History is a way of looking that interrogates time, memory, and social action. This is part of the reason why history is so difficult to categorize as either a humanity or a social science; history lives in both worlds, and, at its best, historical work holds both constantly in view.  History is constructed out of narratives, and it is through such narratives that we as humans find meaning in our lives.  While there is no such thing as a perfect history (a map as big as the territory, as Borges wrote), George Orwell was surely correct when he argued that “who controls the past…controls the future.”  History is both a moral and an intellectual enterprise.

My philosophy of teaching is inseparable from this view of historical thinking.  For me, moving students from a passive focus on data (the battle of so-and-so happened in such-and-such a year, et cetera) to an active and critical engagement with sources, is of paramount importance.  Students must never leave my classroom assuming an unproblematic relationship between “the facts” as they are transmitted and the process by which they come to us.  History in my classroom is the story of “the changing past” (with apologies to Ken Smith)—complex, contested, and fundamental to our understanding of what is “real” in a particular time and place.

Because history is common to all—we all participate in it, and we all interpret it—it is a profoundly humanistic discipline. This is why class discussion is so important to me. By engaging with the perspectives of others, students not only consider various points of view but become aware of the ways others have struggled with the same ideas at different times and places. This in turn cultivates empathy—an appreciation of the fact that the people who inhabit the past were complete in their humanity, with all the complexity and contradiction that entails.

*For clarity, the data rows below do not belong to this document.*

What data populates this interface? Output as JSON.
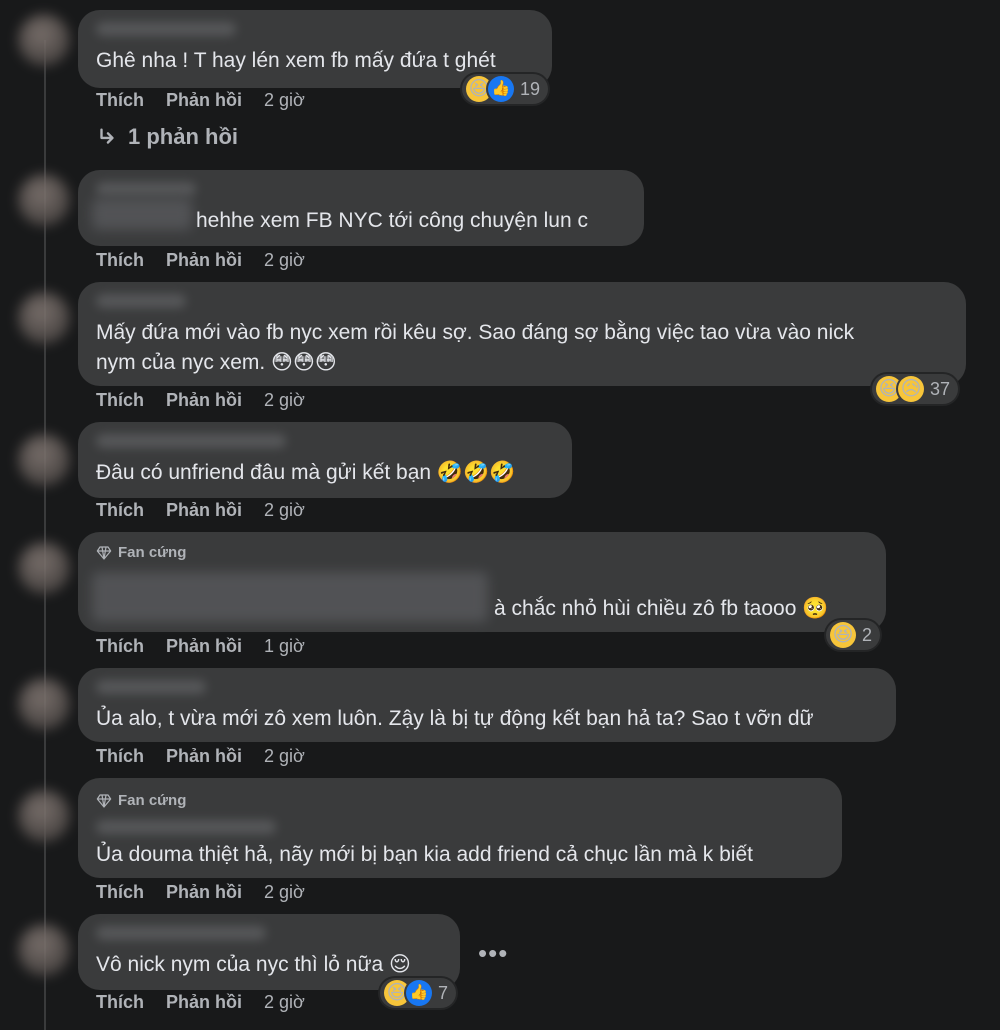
{
  "labels": {
    "like": "Thích",
    "reply": "Phản hồi"
  },
  "reply_link": {
    "icon": "reply-arrow-icon",
    "label": "1 phản hồi"
  },
  "badge_label": "Fan cứng",
  "comments": [
    {
      "text_lines": [
        "Ghê nha ! T hay lén xem fb mấy đứa t ghét"
      ],
      "time": "2 giờ",
      "reactions": {
        "emojis": [
          "😆",
          "👍"
        ],
        "count": "19"
      }
    },
    {
      "text_lines": [
        "hehhe xem FB NYC tới công chuyện lun c"
      ],
      "time": "2 giờ"
    },
    {
      "text_lines": [
        "Mấy đứa mới vào fb nyc xem rồi kêu sợ. Sao đáng sợ bằng việc tao vừa vào nick",
        "nym của nyc xem. 😳😳😳"
      ],
      "time": "2 giờ",
      "reactions": {
        "emojis": [
          "😆",
          "😥"
        ],
        "count": "37"
      }
    },
    {
      "text_lines": [
        "Đâu có unfriend đâu mà gửi kết bạn 🤣🤣🤣"
      ],
      "time": "2 giờ"
    },
    {
      "text_lines": [
        "à chắc nhỏ hùi chiều zô fb taooo 🥺"
      ],
      "time": "1 giờ",
      "badge": true,
      "reactions": {
        "emojis": [
          "😆"
        ],
        "count": "2"
      }
    },
    {
      "text_lines": [
        "Ủa alo, t vừa mới zô xem luôn. Zậy là bị tự động kết bạn hả ta? Sao t vỡn dữ"
      ],
      "time": "2 giờ"
    },
    {
      "text_lines": [
        "Ủa douma thiệt hả, nãy mới bị bạn kia add friend cả chục lần mà k biết"
      ],
      "time": "2 giờ",
      "badge": true
    },
    {
      "text_lines": [
        "Vô nick nym của nyc thì lỏ nữa 😌"
      ],
      "time": "2 giờ",
      "reactions": {
        "emojis": [
          "😆",
          "👍"
        ],
        "count": "7"
      }
    }
  ],
  "more_label": "•••"
}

I believe discussions work best when the ulterior motives of history—the explicit and implicit concerns that shape its construction and determine much of its value—are laid bare, and conversations are free to oscillate between the immediate subject at hand and the significance of that subject for the people in the room.  For this reason my students must feel comfortable bringing their complete selves into the classroom with them, so that they can share diverse perspectives and experiences without fear that their sincere insights will be passed over.  After all, history is so much more than armchair analysis, idle deconstructionism, or antiquarian dabbling.  If students leave my classroom both more curious about representations of the past and more attentive to the way their own values shape their experience of the present, then I will have succeeded as an educator.